Section 3.0            Graphic Subsystem Architecture
 
The graphics subsystem in SkyWriter draws much from the architecture of its predecessor, the
PowerVision(tm) (VGX) line of graphics supercomputers. Like the VGX, its graphics subsystem
is pipelined, with several major subsystems responsible for performing the entire task of
generating the real-time 3D imagery.  Unlike the VGX, however, SkyWriter has two graphics
pipelines in each system, enabling the display of two full resolution (1280x 1024) screens
running at full performance independently of one another, yet being driven by the same set of
cpus.

The SkyWriter graphics subsystem has some other, very significant differences as well, mostly
pertaining to its ability to perform very fast, high quality texturemapping.  These changes
include both new hardware (two new boards, a new PROM, and 80 copies of a new custom
VLSI ASIC), and new microcode to support the newly designed ASIC.
 

3.1 Boards
 
Most parts of the two graphics pipelines in the SkyWriter graphics subsystem are identical
(pipeline 0 has the PMUX), so the following discussion will be apropos to both pipelines
except where explicit references are made to one pipeline or the other.

Each pipeline is composed of five printed circuit boards (PCBS) designed and manufactured by
Silicon Graphics.  These five boards include four unique board designs (there are two raster
subsystem boards) and ten custom VLSI ASIC designs.  The Major subsystems of the graphics
pipeline are generally divided across the board boundaries, but there are exceptions.

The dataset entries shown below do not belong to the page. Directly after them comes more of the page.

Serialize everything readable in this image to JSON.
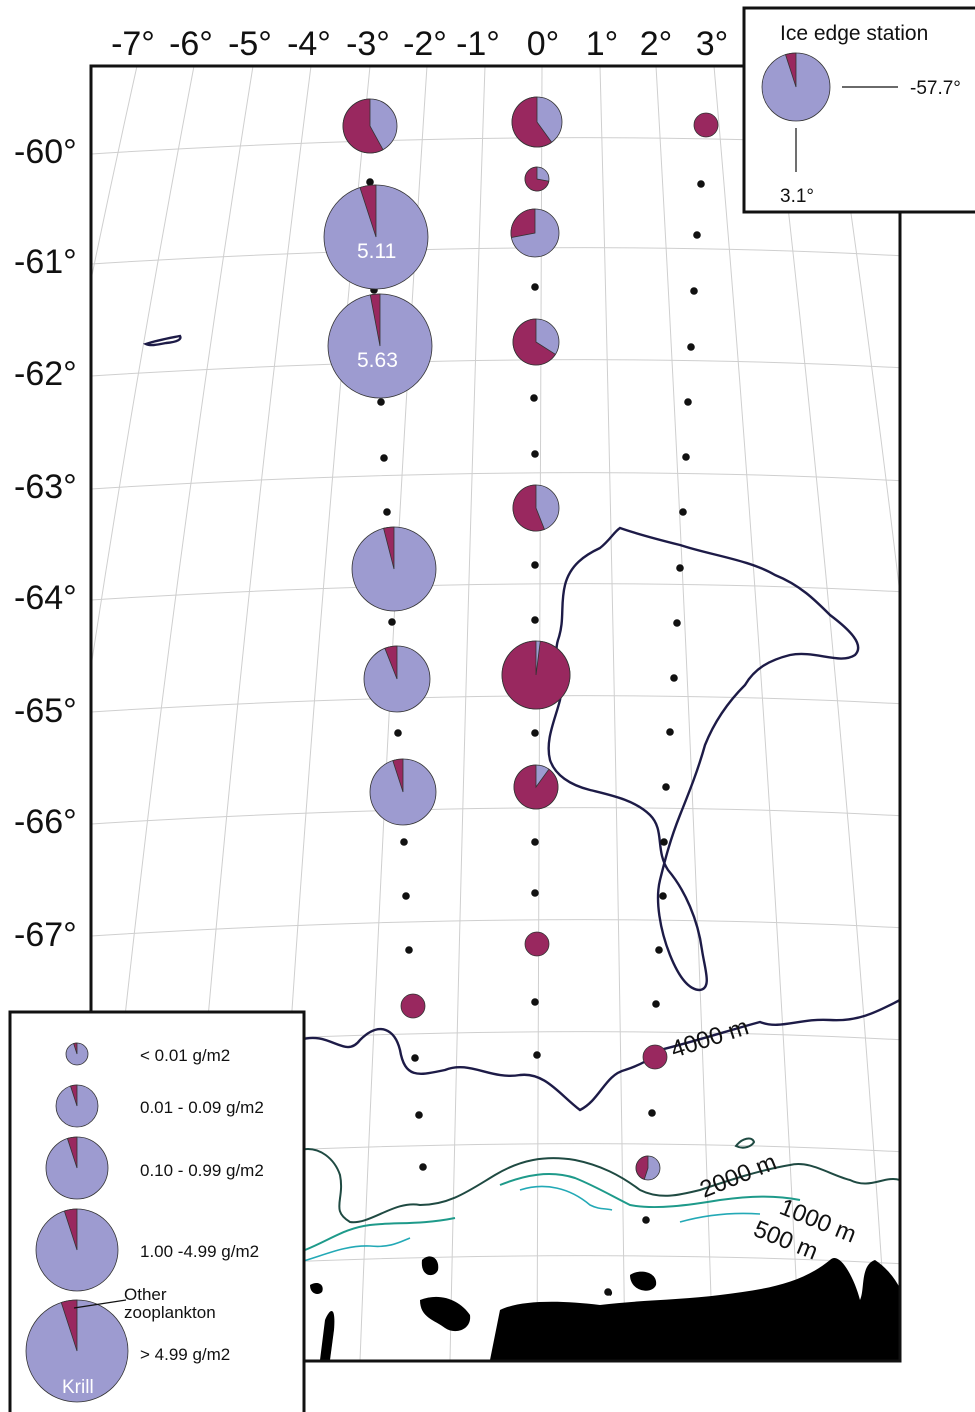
{
  "map": {
    "lon_labels": [
      "-7°",
      "-6°",
      "-5°",
      "-4°",
      "-3°",
      "-2°",
      "-1°",
      "0°",
      "1°",
      "2°",
      "3°"
    ],
    "lat_labels": [
      "-60°",
      "-61°",
      "-62°",
      "-63°",
      "-64°",
      "-65°",
      "-66°",
      "-67°"
    ],
    "contour_labels": {
      "c4000": "4000 m",
      "c2000": "2000 m",
      "c1000": "1000 m",
      "c500": "500 m"
    },
    "value_labels": {
      "west_station_2": "5.11",
      "west_station_3": "5.63"
    },
    "colors": {
      "krill": "#9d9bd0",
      "other_zooplankton": "#99285f",
      "ice_edge": "#1d1b47",
      "land": "#000000"
    }
  },
  "inset": {
    "title": "Ice edge station",
    "lat_value": "-57.7°",
    "lon_value": "3.1°"
  },
  "legend": {
    "classes": [
      "< 0.01 g/m2",
      "0.01 - 0.09 g/m2",
      "0.10 - 0.99 g/m2",
      "1.00 -4.99 g/m2",
      "> 4.99 g/m2"
    ],
    "other_label_1": "Other",
    "other_label_2": "zooplankton",
    "krill_label": "Krill"
  }
}
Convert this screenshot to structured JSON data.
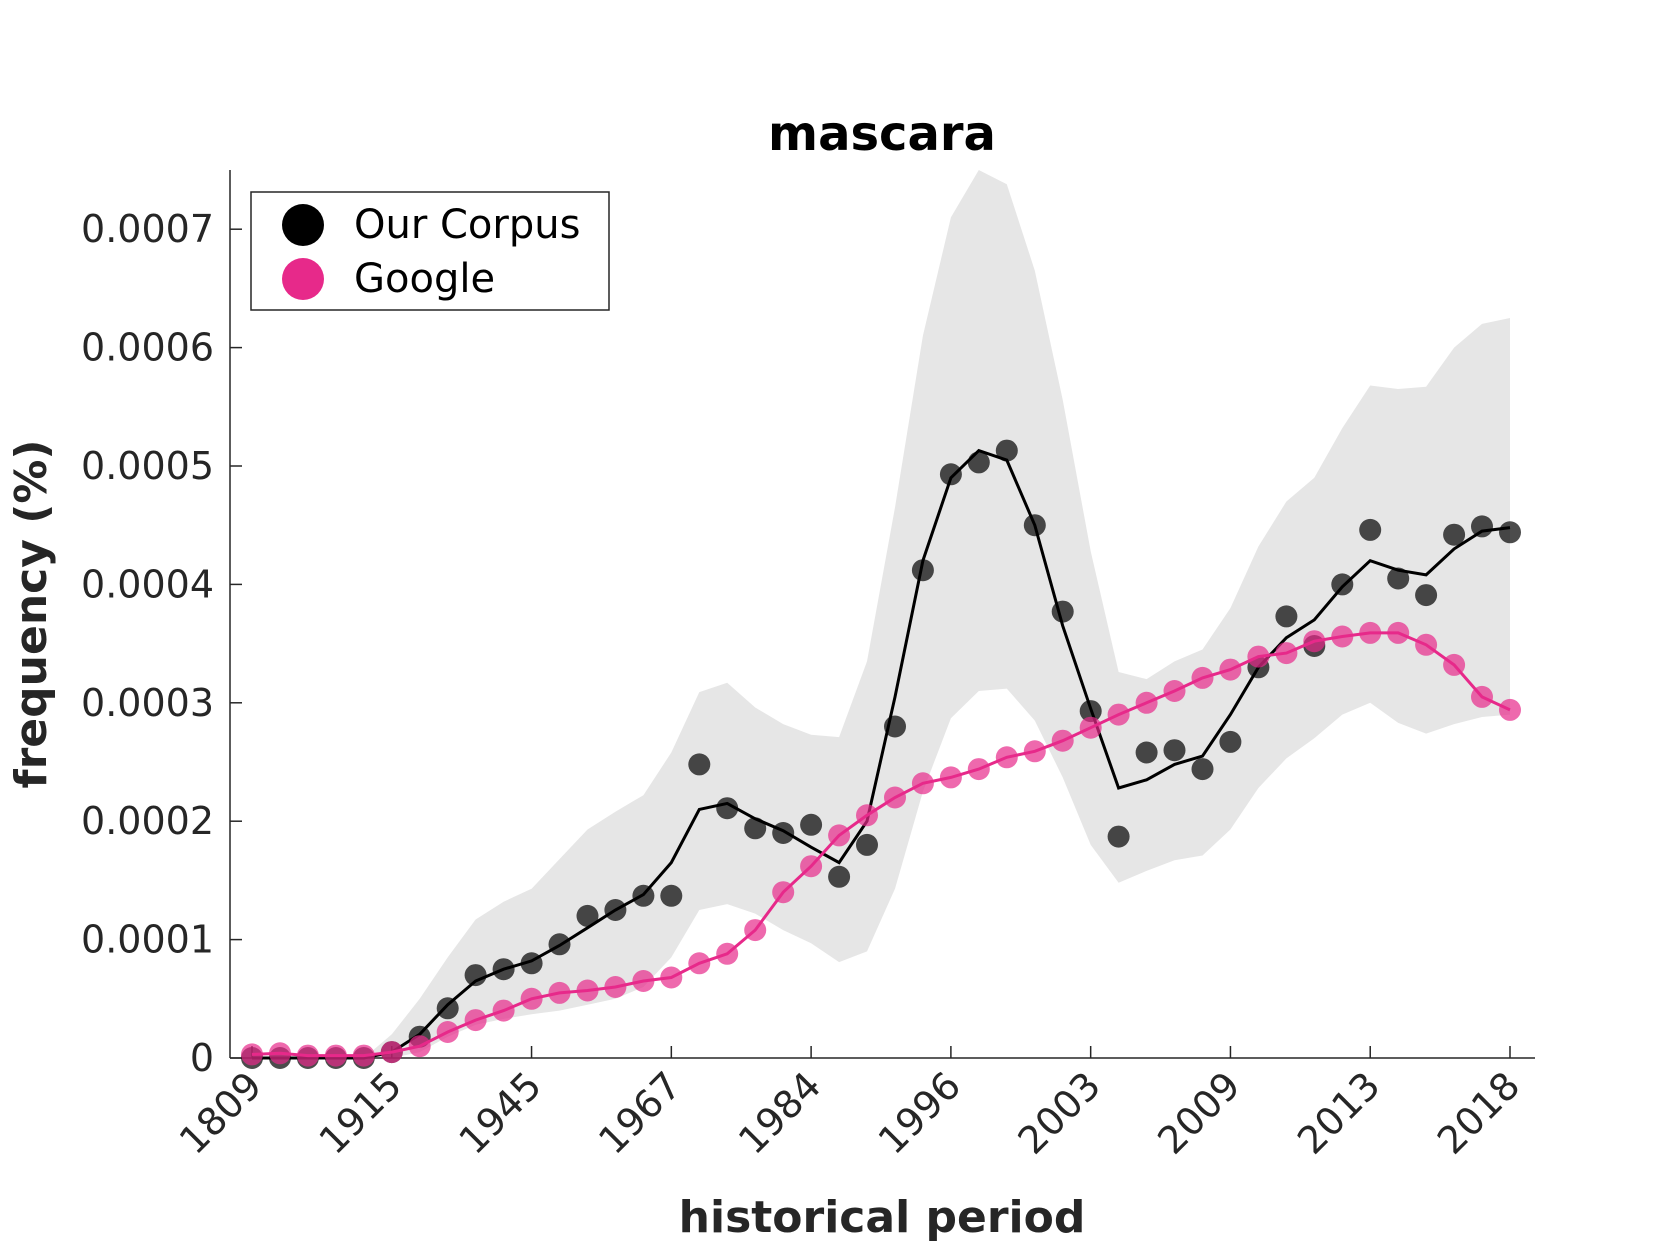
{
  "chart_data": {
    "type": "line",
    "title": "mascara",
    "xlabel": "historical period",
    "ylabel": "frequency (%)",
    "x_tick_labels": [
      "1809",
      "1915",
      "1945",
      "1967",
      "1984",
      "1996",
      "2003",
      "2009",
      "2013",
      "2018"
    ],
    "y_ticks": [
      0,
      0.0001,
      0.0002,
      0.0003,
      0.0004,
      0.0005,
      0.0006,
      0.0007
    ],
    "y_tick_labels": [
      "0",
      "0.0001",
      "0.0002",
      "0.0003",
      "0.0004",
      "0.0005",
      "0.0006",
      "0.0007"
    ],
    "ylim": [
      0,
      0.00075
    ],
    "grid": false,
    "legend_position": "top-left",
    "series": [
      {
        "name": "Our Corpus",
        "color": "#000000",
        "points": [
          0,
          0,
          0,
          0,
          0,
          5e-06,
          1.8e-05,
          4.2e-05,
          7e-05,
          7.5e-05,
          8e-05,
          9.6e-05,
          0.00012,
          0.000125,
          0.000137,
          0.000137,
          0.000248,
          0.000211,
          0.000194,
          0.00019,
          0.000197,
          0.000153,
          0.00018,
          0.00028,
          0.000412,
          0.000493,
          0.000503,
          0.000513,
          0.00045,
          0.000377,
          0.000293,
          0.000187,
          0.000258,
          0.00026,
          0.000244,
          0.000267,
          0.00033,
          0.000373,
          0.000348,
          0.0004,
          0.000446,
          0.000405,
          0.000391,
          0.000442,
          0.000449,
          0.000444
        ],
        "trend": [
          0,
          0,
          0,
          0,
          0,
          5e-06,
          2e-05,
          4.5e-05,
          6.5e-05,
          7.5e-05,
          8.2e-05,
          9.5e-05,
          0.00011,
          0.000125,
          0.000138,
          0.000165,
          0.00021,
          0.000215,
          0.000202,
          0.000192,
          0.000178,
          0.000165,
          0.0002,
          0.000305,
          0.00042,
          0.00049,
          0.000513,
          0.000505,
          0.00045,
          0.000365,
          0.000295,
          0.000228,
          0.000235,
          0.000248,
          0.000255,
          0.00029,
          0.00033,
          0.000355,
          0.00037,
          0.000398,
          0.00042,
          0.000412,
          0.000408,
          0.00043,
          0.000445,
          0.000448
        ],
        "band_upper": [
          0,
          0,
          0,
          0,
          0,
          2e-05,
          5e-05,
          8.5e-05,
          0.000117,
          0.000132,
          0.000143,
          0.000168,
          0.000193,
          0.000208,
          0.000222,
          0.000258,
          0.000309,
          0.000317,
          0.000296,
          0.000282,
          0.000273,
          0.000271,
          0.000335,
          0.000465,
          0.00061,
          0.00071,
          0.00075,
          0.000738,
          0.000665,
          0.000556,
          0.000428,
          0.000326,
          0.00032,
          0.000335,
          0.000345,
          0.00038,
          0.000432,
          0.00047,
          0.00049,
          0.000532,
          0.000568,
          0.000565,
          0.000567,
          0.0006,
          0.00062,
          0.000625
        ],
        "band_lower": [
          0,
          0,
          0,
          0,
          0,
          0,
          5e-06,
          1.8e-05,
          2.8e-05,
          3.3e-05,
          3.7e-05,
          4e-05,
          4.5e-05,
          5e-05,
          6e-05,
          8.5e-05,
          0.000125,
          0.00013,
          0.000122,
          0.000108,
          9.7e-05,
          8.1e-05,
          9e-05,
          0.000143,
          0.000225,
          0.000287,
          0.00031,
          0.000312,
          0.000285,
          0.000237,
          0.00018,
          0.000148,
          0.000158,
          0.000167,
          0.000171,
          0.000193,
          0.000228,
          0.000253,
          0.00027,
          0.00029,
          0.0003,
          0.000283,
          0.000274,
          0.000282,
          0.000288,
          0.00029
        ]
      },
      {
        "name": "Google",
        "color": "#e7298a",
        "points": [
          3e-06,
          4e-06,
          2e-06,
          2e-06,
          2e-06,
          5e-06,
          1e-05,
          2.2e-05,
          3.2e-05,
          4e-05,
          5e-05,
          5.5e-05,
          5.7e-05,
          6e-05,
          6.5e-05,
          6.8e-05,
          8e-05,
          8.8e-05,
          0.000108,
          0.00014,
          0.000162,
          0.000188,
          0.000205,
          0.00022,
          0.000232,
          0.000237,
          0.000244,
          0.000254,
          0.000259,
          0.000268,
          0.000279,
          0.00029,
          0.0003,
          0.00031,
          0.000321,
          0.000328,
          0.000339,
          0.000342,
          0.000352,
          0.000356,
          0.000359,
          0.000359,
          0.000349,
          0.000332,
          0.000305,
          0.000294
        ]
      }
    ]
  }
}
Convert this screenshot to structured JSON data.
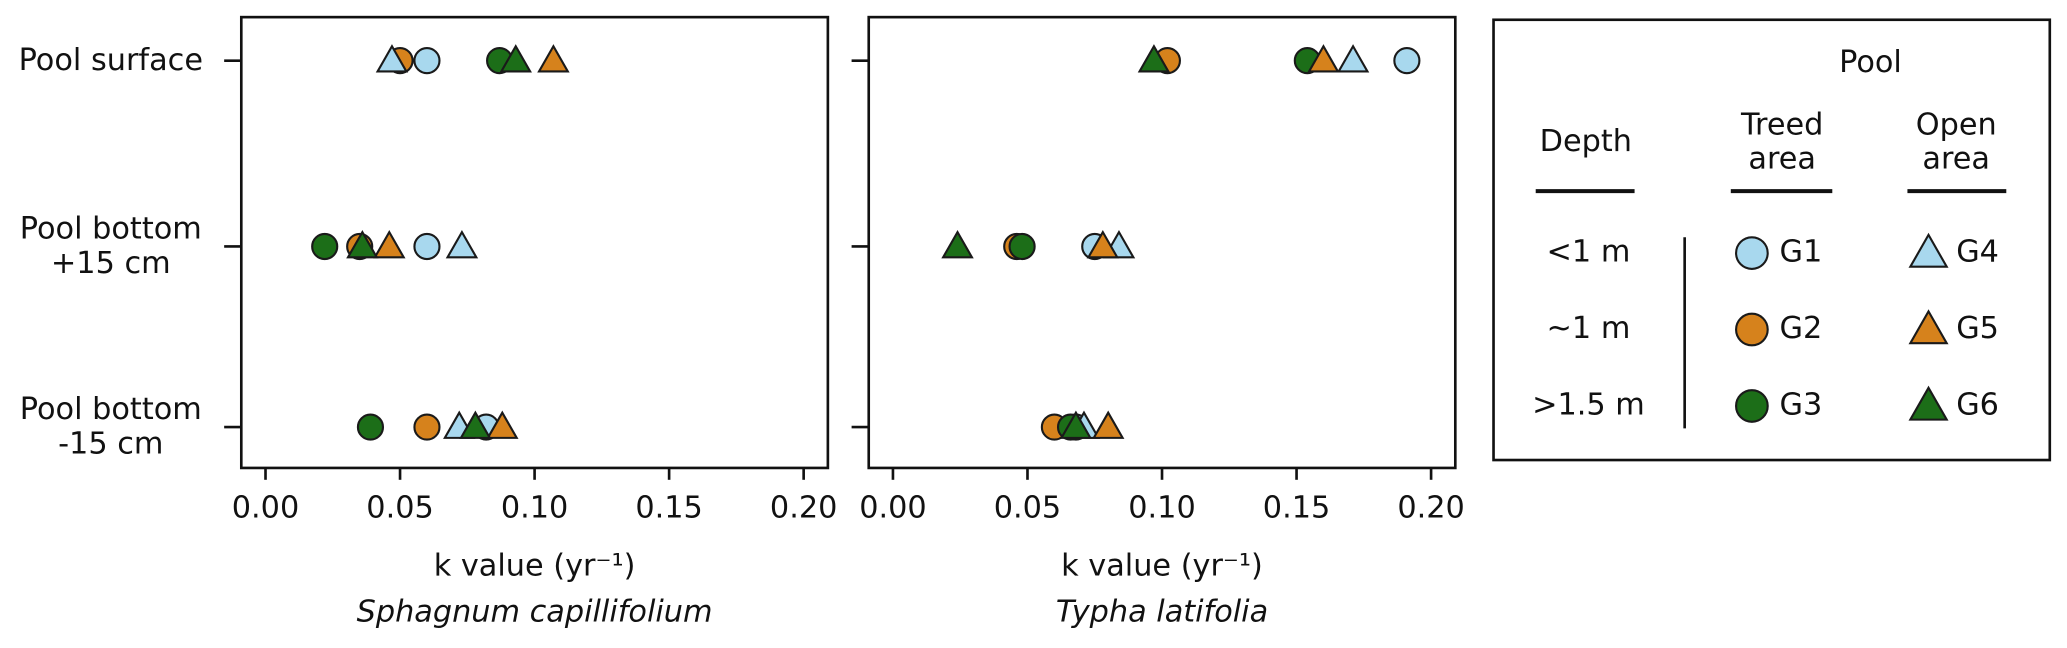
{
  "chart_data": {
    "type": "dot",
    "categories": [
      "Pool surface",
      "Pool bottom\n+15 cm",
      "Pool bottom\n-15 cm"
    ],
    "xlabel": "k value (yr⁻¹)",
    "xlim": [
      -0.009,
      0.209
    ],
    "xticks": [
      {
        "value": 0,
        "label": "0.00"
      },
      {
        "value": 0.05,
        "label": "0.05"
      },
      {
        "value": 0.1,
        "label": "0.10"
      },
      {
        "value": 0.15,
        "label": "0.15"
      },
      {
        "value": 0.2,
        "label": "0.20"
      }
    ],
    "series": [
      {
        "name": "G1",
        "color": "#a8d8ee",
        "marker": "circle"
      },
      {
        "name": "G2",
        "color": "#d6821c",
        "marker": "circle"
      },
      {
        "name": "G3",
        "color": "#1c6e18",
        "marker": "circle"
      },
      {
        "name": "G4",
        "color": "#a8d8ee",
        "marker": "triangle"
      },
      {
        "name": "G5",
        "color": "#d6821c",
        "marker": "triangle"
      },
      {
        "name": "G6",
        "color": "#1c6e18",
        "marker": "triangle"
      }
    ],
    "panels": [
      {
        "subtitle": "Sphagnum capillifolium",
        "values": [
          [
            0.06,
            0.06,
            0.082
          ],
          [
            0.05,
            0.035,
            0.06
          ],
          [
            0.087,
            0.022,
            0.039
          ],
          [
            0.047,
            0.073,
            0.072
          ],
          [
            0.107,
            0.046,
            0.088
          ],
          [
            0.093,
            0.036,
            0.078
          ]
        ]
      },
      {
        "subtitle": "Typha latifolia",
        "values": [
          [
            0.191,
            0.075,
            0.068
          ],
          [
            0.102,
            0.046,
            0.06
          ],
          [
            0.154,
            0.048,
            0.066
          ],
          [
            0.171,
            0.084,
            0.071
          ],
          [
            0.16,
            0.078,
            0.08
          ],
          [
            0.097,
            0.024,
            0.068
          ]
        ]
      }
    ]
  },
  "legend": {
    "title": "Pool",
    "depth_header": "Depth",
    "treed_header": "Treed\narea",
    "open_header": "Open\narea",
    "depths": [
      "<1 m",
      "~1 m",
      ">1.5 m"
    ]
  }
}
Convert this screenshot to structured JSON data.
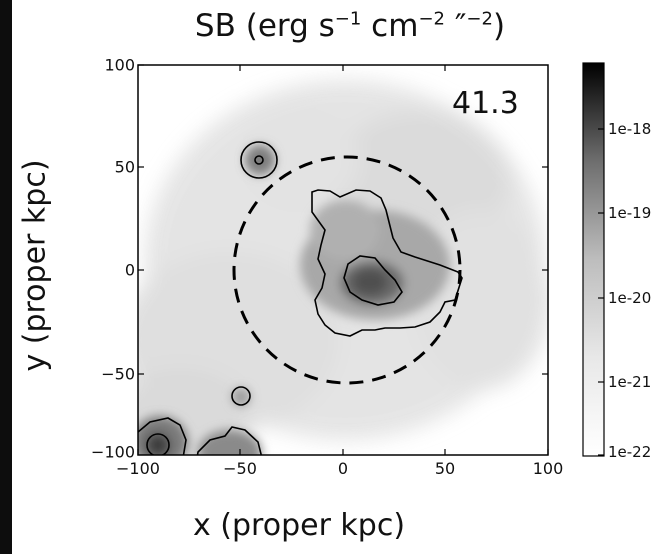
{
  "chart_data": {
    "type": "heatmap",
    "title": {
      "prefix": "SB (erg s",
      "exp1": "−1",
      "mid": " cm",
      "exp2": "−2",
      "end": " ″",
      "exp3": "−2",
      "suffix": ")"
    },
    "xlabel": "x (proper kpc)",
    "ylabel": "y (proper kpc)",
    "xlim": [
      -100,
      100
    ],
    "ylim": [
      -100,
      100
    ],
    "x_ticks": [
      "−100",
      "−50",
      "0",
      "50",
      "100"
    ],
    "y_ticks": [
      "100",
      "50",
      "0",
      "−50",
      "−100"
    ],
    "colorbar": {
      "scale": "log",
      "colormap": "grayscale (white = low, black = high)",
      "ticks": [
        "1e-18",
        "1e-19",
        "1e-20",
        "1e-21",
        "1e-22"
      ]
    },
    "annotation": "41.3",
    "aperture_circle": {
      "center": [
        0,
        0
      ],
      "radius_kpc": 55,
      "style": "dashed"
    },
    "contour_features": [
      {
        "name": "central halo",
        "center": [
          8,
          -5
        ]
      },
      {
        "name": "satellite",
        "center": [
          -43,
          53
        ]
      },
      {
        "name": "small blob",
        "center": [
          -52,
          -61
        ]
      },
      {
        "name": "corner blob",
        "center": [
          -92,
          -85
        ]
      }
    ]
  }
}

The process of dealing with the three dimensional graphics data includes a series of steps
progressing from geometric manipulations through video display.
 

3.2 Graphics Pipeline
 
The process begins with the Graphics Manager board, transferring graphics commands and
data from user memory across the MPlink bus to the graphics subsystem.  This data is then fed
into the appropriate graphics pipeline as determined by the DISPLAY variable designator
being used by the current process.  The DISPLAY variable designates which of the two
pipelines is currently active, pipeline 0 or pipeline 1.

Once the appropriate graphics pipe has the data, it is fed into the Geometry Engine(tm) which
distinguishes between graphics instructions and data and organizes the data for processing.
Parallel processors then step in to perform the geometric transformations to translate, scale,
rotate 3D objects and convert them from 3D world space coordinates to 2D screen space
coordinates.